ある芸能関係者がこう話すとおり、番組のなかで美穂はかつてこんなエッセイも披露している。
「ずーっとずーっと前、大雪が降った2月のある日、深夜、どうしても彼に会いたくて、次の日、朝早いにもかかわらず外に出た。タクシーなんか走っていない。傘を持っていなかった私は、コンビニエンスでビニール傘を買ってひたすら歩いた。(中略)  彼の家に着いたとき、表で待っていた彼が冷ややかな顔で〝何してるんだ?〟と一言だけいうと、家の中に黙って入っていった。(中略)  彼が洗面器に熱いお湯を入れて私の手を温めてくれた。会えてよかった。そんな安心感のためだったら、私は眠る時間なんかいらない」やっぱり、これは現実にあったことなの?細かな描写についそんな思いがもたげてくる。ほかにも〝電話〟と題して、こんな話をしたことも…。

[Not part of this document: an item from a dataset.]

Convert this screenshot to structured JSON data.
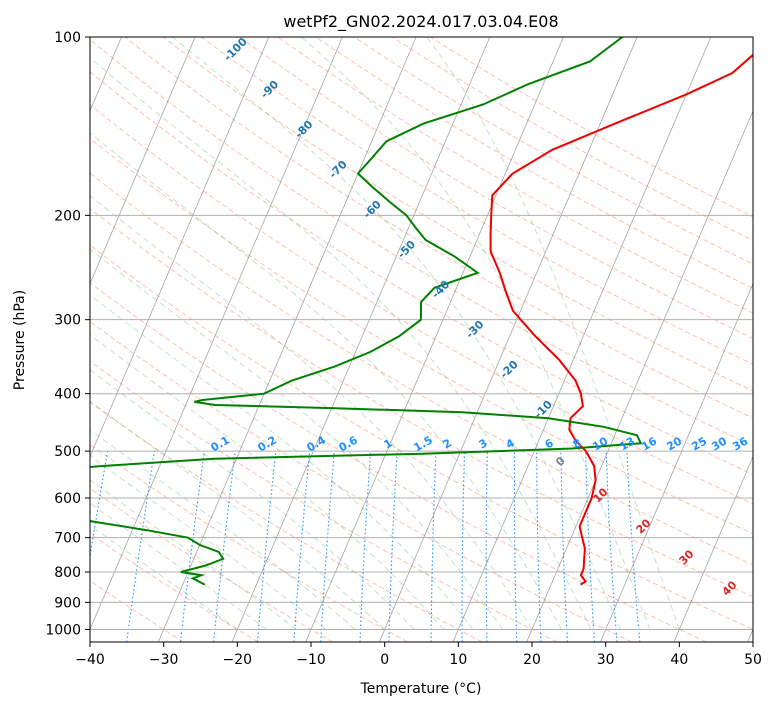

「昔々、夜中にある人とお話していた時のこと。しゃべることもないけど切るのもいやだからって、ずっと無言でいたら、ふたりして眠っちゃって…。目覚めたら、朝。〝おはよう〟なんてこともありました」
美穂の恋の成長がうかがえる、ほほえましいエピソードでもある。
「ひとつひとつの話を結びつけてゆけば、美穂ちゃんの心の軌跡をたどっていけると思いますよ。もちろん、最終的な夢はきっと結婚ということになるでしょうけどね」(ある音楽関係者)
「20代の始まりは、人生の中でもものを考えることの多い季節」という美穂。

注目されている〝結婚〟についてはエッセイの中で、こんな願いを抱いている。
《その恋をつかむ時は、遠いあの頃の自分にいつのまにか戻って、かすかに覚えていた感情がよみがえる。そしてその時点から、さらに純粋なもの、純粋なものを求めるようになって、二人の気持ちが合ったところでめでなくゴールイン‼️パチパチ》

映画『波の数だけ抱きしめて』では、冒頭に、31才になった美穂(田中真理子役)の結婚シーンがある。そのことについて尋ねられた美穂は、笑顔でこう答えた。
「31才の私なんて、想像できないなぁ。この仕事を続けているか、主婦しているか、半々くらいかな」ねえ、美穂ちゃん、これって本心!?